Der Pflichtverteidiger wird nach festen Gebührensätzen entlohnt. Hier mal ein Rechenbeispiel, das mir bei der Lektüre eines Beitrags des Kollegen Detlef Burhoff in den Sinn gekommen ist.
Es finden Hauptverhandlungstermine vor der Strafkammer beim Landgericht statt – also der Standardfall einer Pflichtverteidigung.
Dafür bekommt der Pflichtverteidiger eine Vergütung in Höhe von 256 Euro (RVG VV 4114), wenn von 09:00 bis 14:00 Uhr verhandelt wird. Geht es nach der Mittagspause weiter, also bis 17:00 Uhr gibt es nochmal einen Zuschlag (RVG VV 4116) in Höhe von 128,00 Euro, also insgesamt 384 Euro. Auf die Stunde runtergerechnet sind das 48 Euro.
Unberücksichtigt sind bei dieser Beispielrechnung die Vor- und Nachbereitung der Hauptverhandlungstermine, die Zeit für Mandantengespräche und der sonstiger Zeitaufwand, die jedoch mit dieser pauschalen Gebühr als abgegolten gelten.
Dieser Stundenlohn ist die Gegenleistung für die Arbeit des Verteidigers eines Mandanten, bei dem es – nach Vorstellung der Staatsanwaltschaft – in der Regel um eine Freiheitsstrafe von mehr als 4 bis zu 15 Jahren geht.
Ganz zu Schweigen von den Büro- und sonstigen Kosten, die hierbei noch gar nicht erfasst sind.

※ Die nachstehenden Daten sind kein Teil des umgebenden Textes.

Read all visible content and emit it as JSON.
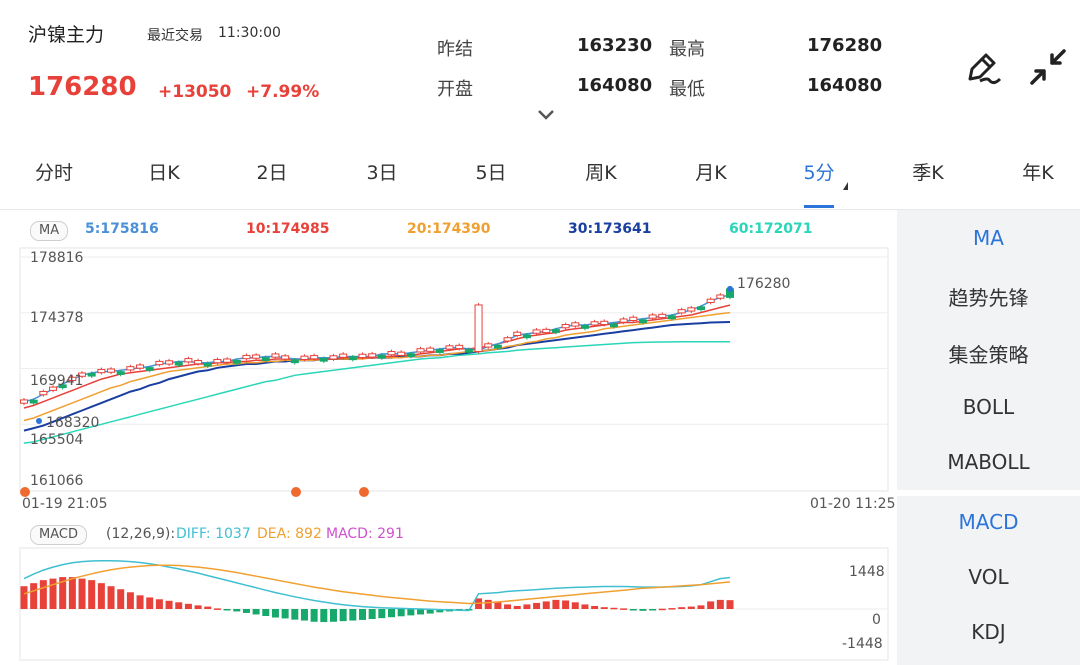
{
  "header": {
    "instrument": "沪镍主力",
    "last_trade_label": "最近交易",
    "last_trade_time": "11:30:00",
    "price": "176280",
    "change": "+13050",
    "change_pct": "+7.99%",
    "quotes": [
      {
        "label": "昨结",
        "value": "163230"
      },
      {
        "label": "最高",
        "value": "176280"
      },
      {
        "label": "开盘",
        "value": "164080"
      },
      {
        "label": "最低",
        "value": "164080"
      }
    ]
  },
  "tabs": [
    {
      "label": "分时",
      "active": false
    },
    {
      "label": "日K",
      "active": false
    },
    {
      "label": "2日",
      "active": false
    },
    {
      "label": "3日",
      "active": false
    },
    {
      "label": "5日",
      "active": false
    },
    {
      "label": "周K",
      "active": false
    },
    {
      "label": "月K",
      "active": false
    },
    {
      "label": "5分",
      "active": true
    },
    {
      "label": "季K",
      "active": false
    },
    {
      "label": "年K",
      "active": false
    }
  ],
  "indicator_panel_main": [
    "MA",
    "趋势先锋",
    "集金策略",
    "BOLL",
    "MABOLL"
  ],
  "indicator_panel_sub": [
    "MACD",
    "VOL",
    "KDJ"
  ],
  "colors": {
    "up": "#e8413a",
    "down": "#17a86b",
    "accent": "#2b74d9",
    "ma5": "#4a90d9",
    "ma10": "#e8413a",
    "ma20": "#f0a030",
    "ma30": "#1a3fa0",
    "ma60": "#2ad6b8",
    "diff": "#3fbfd0",
    "dea": "#f0a030",
    "macd": "#d050d0"
  },
  "main_chart": {
    "badge": "MA",
    "ma_values": [
      "5:175816",
      "10:174985",
      "20:174390",
      "30:173641",
      "60:172071"
    ],
    "y_ticks": [
      "178816",
      "174378",
      "169941",
      "165504",
      "161066"
    ],
    "last_price_label": "176280",
    "low_marker_label": "168320",
    "x_start": "01-19 21:05",
    "x_end": "01-20 11:25"
  },
  "sub_chart": {
    "badge": "MACD",
    "params": "(12,26,9):",
    "diff": "DIFF: 1037",
    "dea": "DEA: 892",
    "macd": "MACD: 291",
    "y_ticks": [
      "1448",
      "0",
      "-1448"
    ]
  },
  "chart_data": [
    {
      "type": "line",
      "title": "",
      "xlabel": "",
      "ylabel": "",
      "x_range": [
        "01-19 21:05",
        "01-20 11:25"
      ],
      "ylim": [
        161066,
        178816
      ],
      "y_ticks": [
        178816,
        174378,
        169941,
        165504,
        161066
      ],
      "grid": true,
      "last_price": 176280,
      "series": [
        {
          "name": "MA5",
          "last": 175816,
          "values": [
            167300,
            167500,
            167900,
            168300,
            168700,
            169100,
            169400,
            169600,
            169700,
            169700,
            169800,
            169900,
            170000,
            170100,
            170300,
            170400,
            170500,
            170500,
            170400,
            170400,
            170500,
            170500,
            170700,
            170800,
            170800,
            170900,
            170900,
            170800,
            170700,
            170700,
            170800,
            170800,
            170800,
            170900,
            170900,
            170900,
            170900,
            171100,
            171100,
            171100,
            171200,
            171300,
            171400,
            171500,
            171600,
            171600,
            171500,
            171400,
            171700,
            171900,
            172200,
            172600,
            172700,
            172800,
            172900,
            173100,
            173300,
            173400,
            173400,
            173500,
            173500,
            173600,
            173700,
            173800,
            173900,
            174000,
            174100,
            174200,
            174400,
            174600,
            174900,
            175300,
            175600,
            175816
          ]
        },
        {
          "name": "MA10",
          "last": 174985,
          "values": [
            166800,
            167000,
            167300,
            167600,
            167900,
            168200,
            168500,
            168800,
            169100,
            169300,
            169500,
            169600,
            169700,
            169800,
            169900,
            170000,
            170100,
            170200,
            170300,
            170300,
            170400,
            170400,
            170500,
            170500,
            170600,
            170600,
            170700,
            170700,
            170700,
            170700,
            170700,
            170700,
            170700,
            170800,
            170800,
            170800,
            170800,
            170900,
            170900,
            171000,
            171000,
            171100,
            171200,
            171300,
            171400,
            171500,
            171500,
            171600,
            171700,
            171900,
            172100,
            172300,
            172500,
            172600,
            172700,
            172800,
            173000,
            173100,
            173200,
            173300,
            173400,
            173500,
            173600,
            173600,
            173700,
            173800,
            173900,
            174000,
            174100,
            174200,
            174400,
            174600,
            174800,
            174985
          ]
        },
        {
          "name": "MA20",
          "last": 174390,
          "values": [
            165800,
            166000,
            166300,
            166600,
            166900,
            167200,
            167500,
            167800,
            168100,
            168400,
            168600,
            168900,
            169100,
            169300,
            169500,
            169700,
            169800,
            169900,
            170000,
            170100,
            170200,
            170300,
            170300,
            170400,
            170400,
            170500,
            170500,
            170600,
            170600,
            170600,
            170600,
            170700,
            170700,
            170700,
            170700,
            170700,
            170800,
            170800,
            170800,
            170800,
            170900,
            170900,
            171000,
            171000,
            171100,
            171200,
            171300,
            171300,
            171400,
            171500,
            171700,
            171800,
            172000,
            172100,
            172300,
            172400,
            172600,
            172700,
            172800,
            172900,
            173100,
            173200,
            173300,
            173400,
            173500,
            173600,
            173700,
            173800,
            173900,
            174000,
            174100,
            174200,
            174300,
            174390
          ]
        },
        {
          "name": "MA30",
          "last": 173641,
          "values": [
            165000,
            165200,
            165400,
            165700,
            166000,
            166300,
            166600,
            166900,
            167200,
            167500,
            167800,
            168100,
            168300,
            168600,
            168800,
            169100,
            169300,
            169500,
            169700,
            169800,
            170000,
            170100,
            170200,
            170300,
            170300,
            170400,
            170500,
            170500,
            170600,
            170600,
            170600,
            170700,
            170700,
            170700,
            170700,
            170800,
            170800,
            170800,
            170800,
            170900,
            170900,
            170900,
            171000,
            171000,
            171100,
            171100,
            171200,
            171300,
            171400,
            171500,
            171600,
            171800,
            171900,
            172000,
            172100,
            172200,
            172300,
            172400,
            172500,
            172600,
            172700,
            172800,
            172900,
            173000,
            173100,
            173200,
            173300,
            173400,
            173450,
            173500,
            173550,
            173600,
            173620,
            173641
          ]
        },
        {
          "name": "MA60",
          "last": 172071,
          "values": [
            164000,
            164100,
            164300,
            164500,
            164700,
            164900,
            165100,
            165300,
            165500,
            165700,
            165900,
            166100,
            166300,
            166500,
            166700,
            166900,
            167100,
            167300,
            167500,
            167700,
            167900,
            168100,
            168300,
            168500,
            168700,
            168900,
            169000,
            169200,
            169400,
            169500,
            169600,
            169700,
            169800,
            169900,
            170000,
            170100,
            170200,
            170300,
            170400,
            170500,
            170600,
            170700,
            170750,
            170800,
            170900,
            171000,
            171050,
            171100,
            171200,
            171250,
            171300,
            171400,
            171450,
            171500,
            171550,
            171600,
            171650,
            171700,
            171750,
            171800,
            171850,
            171900,
            171950,
            172000,
            172020,
            172040,
            172050,
            172060,
            172065,
            172068,
            172069,
            172070,
            172070,
            172071
          ]
        }
      ]
    },
    {
      "type": "bar",
      "title": "",
      "xlabel": "",
      "ylabel": "",
      "ylim": [
        -1448,
        1448
      ],
      "y_ticks": [
        1448,
        0,
        -1448
      ],
      "series": [
        {
          "name": "MACD",
          "values": [
            750,
            850,
            950,
            1000,
            1050,
            1050,
            1000,
            950,
            850,
            750,
            650,
            550,
            450,
            380,
            320,
            270,
            220,
            170,
            120,
            80,
            20,
            -30,
            -80,
            -130,
            -180,
            -230,
            -280,
            -310,
            -350,
            -380,
            -420,
            -430,
            -420,
            -400,
            -380,
            -360,
            -330,
            -300,
            -270,
            -240,
            -210,
            -180,
            -150,
            -110,
            -80,
            -40,
            -20,
            350,
            300,
            250,
            150,
            100,
            150,
            200,
            250,
            300,
            280,
            220,
            150,
            100,
            60,
            40,
            20,
            -30,
            -60,
            -20,
            10,
            30,
            60,
            80,
            120,
            250,
            300,
            291
          ]
        },
        {
          "name": "DIFF",
          "values": [
            1000,
            1150,
            1280,
            1380,
            1460,
            1520,
            1560,
            1580,
            1590,
            1590,
            1580,
            1560,
            1530,
            1490,
            1440,
            1380,
            1320,
            1250,
            1180,
            1100,
            1020,
            940,
            860,
            780,
            700,
            620,
            540,
            470,
            400,
            340,
            280,
            230,
            180,
            140,
            110,
            80,
            60,
            40,
            30,
            20,
            10,
            0,
            -10,
            -20,
            -30,
            -40,
            -50,
            500,
            520,
            540,
            580,
            600,
            620,
            640,
            660,
            680,
            700,
            710,
            720,
            730,
            740,
            740,
            740,
            730,
            720,
            720,
            720,
            730,
            740,
            760,
            800,
            900,
            1000,
            1037
          ]
        },
        {
          "name": "DEA",
          "values": [
            500,
            600,
            700,
            800,
            900,
            1000,
            1080,
            1160,
            1230,
            1290,
            1340,
            1380,
            1410,
            1430,
            1440,
            1440,
            1430,
            1410,
            1380,
            1340,
            1300,
            1250,
            1200,
            1140,
            1080,
            1020,
            960,
            900,
            840,
            780,
            720,
            670,
            620,
            570,
            530,
            490,
            450,
            410,
            380,
            350,
            320,
            290,
            260,
            240,
            220,
            200,
            180,
            190,
            210,
            230,
            260,
            290,
            320,
            350,
            380,
            410,
            440,
            470,
            500,
            530,
            560,
            590,
            620,
            650,
            680,
            700,
            720,
            740,
            760,
            780,
            800,
            830,
            860,
            892
          ]
        }
      ]
    }
  ]
}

Wenn ich den Stundenlohn meiner KFZ-Werkstatt vorschlage, lachen die mich aus…
Es wäre interessanter, zu wissen, wie viel Sie in einem solchen Verfahren insgesamt abrechnen und welchen Zeitaufwand Sie dafür durchschnittlich investieren. Und unter dem Stichwort „Mischkalkulation“ natürlich auch in den Verfahren, in denen es überhaupt nicht zu einem Gerichtstermin kommt, in denen es in mehreren Verfahren aufgrund von Verbindung nur zu einem Gerichtstermin kommt, in denen die Hauptverhandlung bereits nach fünf Minuten endet (Stichwort: § 154 StPO)…
Ich will nicht sagen, dass Pflichtverteidiger übermäßig alimentiert werden. Aber ich denke, dass es wenig aussagekräftig ist, das ganze alleine an der 4114-Gebühr festzumachen.
Sonderopfer :-)
Ich kenne mich mit Anwaltsgebühren überhaupt nicht aus. Daher bitte ich die folgende (Insidern vielleicht etwas simpel erscheinende) Frage zu entschuldigen, die da lautet:
Wie hoch ist die Vergütung des Pflichtverteidigers, wenn der Verhandlungstermin schon nach ein bis zwei Stunden endet? Dies ist ja beispielsweise der Fall, wenn über Befangenheits- oder Beweisanträge beraten werden muss.
Beste Grüße.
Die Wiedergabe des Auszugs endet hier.